The student newspaper at North Carolina State University, the Technician, reported that the university will be cutting some specific special education programs to meld them into a more general special educator degree.

The students in the Master of Education in Special Education will still be taught different strategies for teaching students with different special needs, just not each in a separate class. Students will have the skills to handle more general situations, but they may not be as highly specialized for dealing with specific special needs students, according to Ellen Vasu, the department head for instruction and counselor education.

"The three specialized Master of Education in Special Education degrees that were recently cut were actually artifacts of the way teachers used to be licensed," Vasu said. "North Carolina is moving to licensing teachers not just for one type of special needs student, but for all special needs students."

From the article, it seems like this change is based on a change in teacher licensure in North Carolina, so it makes sense for universities to adjust. And, it seems to be a good idea to have special educators competent in handling differentiated instruction for many students; as I've written before, best practice suggests that most students in special education should be getting the regular curriculum available to all students, with modifications as necessary.

But I also wonder if something is being lost here. Different disabilities do have different features, and perhaps some specialized knowledge will go by the wayside when these specific concentrations are discarded. Or, is it easy enough for a teacher to pick up that knowledge, if necessary, through professional development after college?
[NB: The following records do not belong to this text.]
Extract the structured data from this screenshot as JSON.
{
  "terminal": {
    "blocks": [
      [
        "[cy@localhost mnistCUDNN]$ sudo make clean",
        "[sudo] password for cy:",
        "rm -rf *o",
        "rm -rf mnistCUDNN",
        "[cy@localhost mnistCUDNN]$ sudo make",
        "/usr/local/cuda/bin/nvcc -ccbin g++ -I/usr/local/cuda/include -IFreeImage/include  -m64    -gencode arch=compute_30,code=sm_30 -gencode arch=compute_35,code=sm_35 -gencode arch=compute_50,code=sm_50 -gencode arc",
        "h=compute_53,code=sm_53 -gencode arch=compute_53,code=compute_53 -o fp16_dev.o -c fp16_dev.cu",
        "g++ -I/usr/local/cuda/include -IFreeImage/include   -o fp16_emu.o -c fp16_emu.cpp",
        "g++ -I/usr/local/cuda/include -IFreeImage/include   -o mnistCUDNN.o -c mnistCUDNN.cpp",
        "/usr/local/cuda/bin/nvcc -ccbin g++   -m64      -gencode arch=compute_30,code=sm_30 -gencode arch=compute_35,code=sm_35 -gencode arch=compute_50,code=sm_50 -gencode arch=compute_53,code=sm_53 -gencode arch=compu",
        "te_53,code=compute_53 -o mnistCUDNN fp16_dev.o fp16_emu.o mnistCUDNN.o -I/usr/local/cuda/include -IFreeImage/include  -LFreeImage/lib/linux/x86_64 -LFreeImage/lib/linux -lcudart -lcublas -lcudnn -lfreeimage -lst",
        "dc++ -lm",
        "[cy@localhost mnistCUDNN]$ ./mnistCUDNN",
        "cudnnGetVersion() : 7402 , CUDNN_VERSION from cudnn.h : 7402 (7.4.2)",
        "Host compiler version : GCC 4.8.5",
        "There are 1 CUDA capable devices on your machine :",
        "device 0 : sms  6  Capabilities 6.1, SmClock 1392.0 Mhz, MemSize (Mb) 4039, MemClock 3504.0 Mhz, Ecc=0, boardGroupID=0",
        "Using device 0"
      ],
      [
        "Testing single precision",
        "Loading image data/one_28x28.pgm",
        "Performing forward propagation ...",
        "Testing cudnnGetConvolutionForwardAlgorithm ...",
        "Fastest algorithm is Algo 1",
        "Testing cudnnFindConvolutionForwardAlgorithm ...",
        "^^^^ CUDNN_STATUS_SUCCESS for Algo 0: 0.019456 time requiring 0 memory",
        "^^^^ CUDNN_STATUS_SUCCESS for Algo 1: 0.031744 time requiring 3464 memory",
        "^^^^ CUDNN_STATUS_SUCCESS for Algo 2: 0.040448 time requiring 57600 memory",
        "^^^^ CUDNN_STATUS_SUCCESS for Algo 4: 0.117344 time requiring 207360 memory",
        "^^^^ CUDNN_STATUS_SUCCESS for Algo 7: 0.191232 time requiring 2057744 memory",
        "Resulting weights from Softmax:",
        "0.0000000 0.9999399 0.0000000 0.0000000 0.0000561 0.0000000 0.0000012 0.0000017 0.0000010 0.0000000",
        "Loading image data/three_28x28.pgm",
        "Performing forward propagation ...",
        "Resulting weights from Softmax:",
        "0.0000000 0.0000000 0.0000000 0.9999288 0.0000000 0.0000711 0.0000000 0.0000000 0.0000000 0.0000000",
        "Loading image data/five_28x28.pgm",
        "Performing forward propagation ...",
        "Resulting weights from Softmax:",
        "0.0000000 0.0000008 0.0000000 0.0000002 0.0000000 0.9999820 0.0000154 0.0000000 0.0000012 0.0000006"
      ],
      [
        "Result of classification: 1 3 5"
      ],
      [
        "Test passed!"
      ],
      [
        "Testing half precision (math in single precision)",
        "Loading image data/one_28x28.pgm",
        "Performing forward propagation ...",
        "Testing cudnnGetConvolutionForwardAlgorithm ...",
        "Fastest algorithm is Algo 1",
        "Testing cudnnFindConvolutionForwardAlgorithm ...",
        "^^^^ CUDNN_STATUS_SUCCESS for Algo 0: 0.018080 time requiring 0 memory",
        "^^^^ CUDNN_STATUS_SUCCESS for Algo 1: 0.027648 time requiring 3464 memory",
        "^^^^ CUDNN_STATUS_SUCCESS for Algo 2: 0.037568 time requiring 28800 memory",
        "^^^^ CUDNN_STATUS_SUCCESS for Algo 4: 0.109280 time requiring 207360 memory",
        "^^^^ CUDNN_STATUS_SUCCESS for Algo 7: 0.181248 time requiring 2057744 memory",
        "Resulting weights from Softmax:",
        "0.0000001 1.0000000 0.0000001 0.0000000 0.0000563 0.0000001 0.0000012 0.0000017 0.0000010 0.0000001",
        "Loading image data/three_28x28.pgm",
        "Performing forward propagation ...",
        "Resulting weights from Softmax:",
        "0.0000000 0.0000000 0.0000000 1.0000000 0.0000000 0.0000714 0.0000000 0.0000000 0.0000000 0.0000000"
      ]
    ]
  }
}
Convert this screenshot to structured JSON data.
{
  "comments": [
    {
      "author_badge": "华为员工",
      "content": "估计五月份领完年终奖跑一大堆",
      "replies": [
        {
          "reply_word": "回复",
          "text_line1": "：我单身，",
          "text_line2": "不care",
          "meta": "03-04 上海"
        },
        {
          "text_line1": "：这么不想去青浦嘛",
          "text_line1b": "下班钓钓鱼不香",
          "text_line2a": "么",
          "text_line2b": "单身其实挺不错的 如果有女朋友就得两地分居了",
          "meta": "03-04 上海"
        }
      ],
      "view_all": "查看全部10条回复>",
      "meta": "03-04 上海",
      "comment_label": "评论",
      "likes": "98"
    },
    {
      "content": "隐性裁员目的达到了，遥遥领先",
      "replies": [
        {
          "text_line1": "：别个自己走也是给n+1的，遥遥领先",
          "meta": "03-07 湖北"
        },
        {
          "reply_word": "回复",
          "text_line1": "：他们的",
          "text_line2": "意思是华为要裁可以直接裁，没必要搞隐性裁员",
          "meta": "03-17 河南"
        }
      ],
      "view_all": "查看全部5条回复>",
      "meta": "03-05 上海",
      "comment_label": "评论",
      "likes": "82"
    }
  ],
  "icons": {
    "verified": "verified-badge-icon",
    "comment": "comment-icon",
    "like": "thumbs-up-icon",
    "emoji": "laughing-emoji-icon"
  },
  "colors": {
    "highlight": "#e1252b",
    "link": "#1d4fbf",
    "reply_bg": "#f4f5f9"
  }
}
I think this is a great idea and do not think that anything is being lost. I have always thought that labels are just labels and really have to do more with federal funding than the specific needs of the student. By learning how to teach in order to meet the needs of the individual student rather than to their label, I think we will actually be offering better service to our students. Sometimes I have hit barriers to getting certain materials because they were not considered appropriate for the students with a specific label that I taught. I just hope that teachers are learning many different strategies and tools that may help a variety of different students. I think this will be a good thing for teachers and students overall.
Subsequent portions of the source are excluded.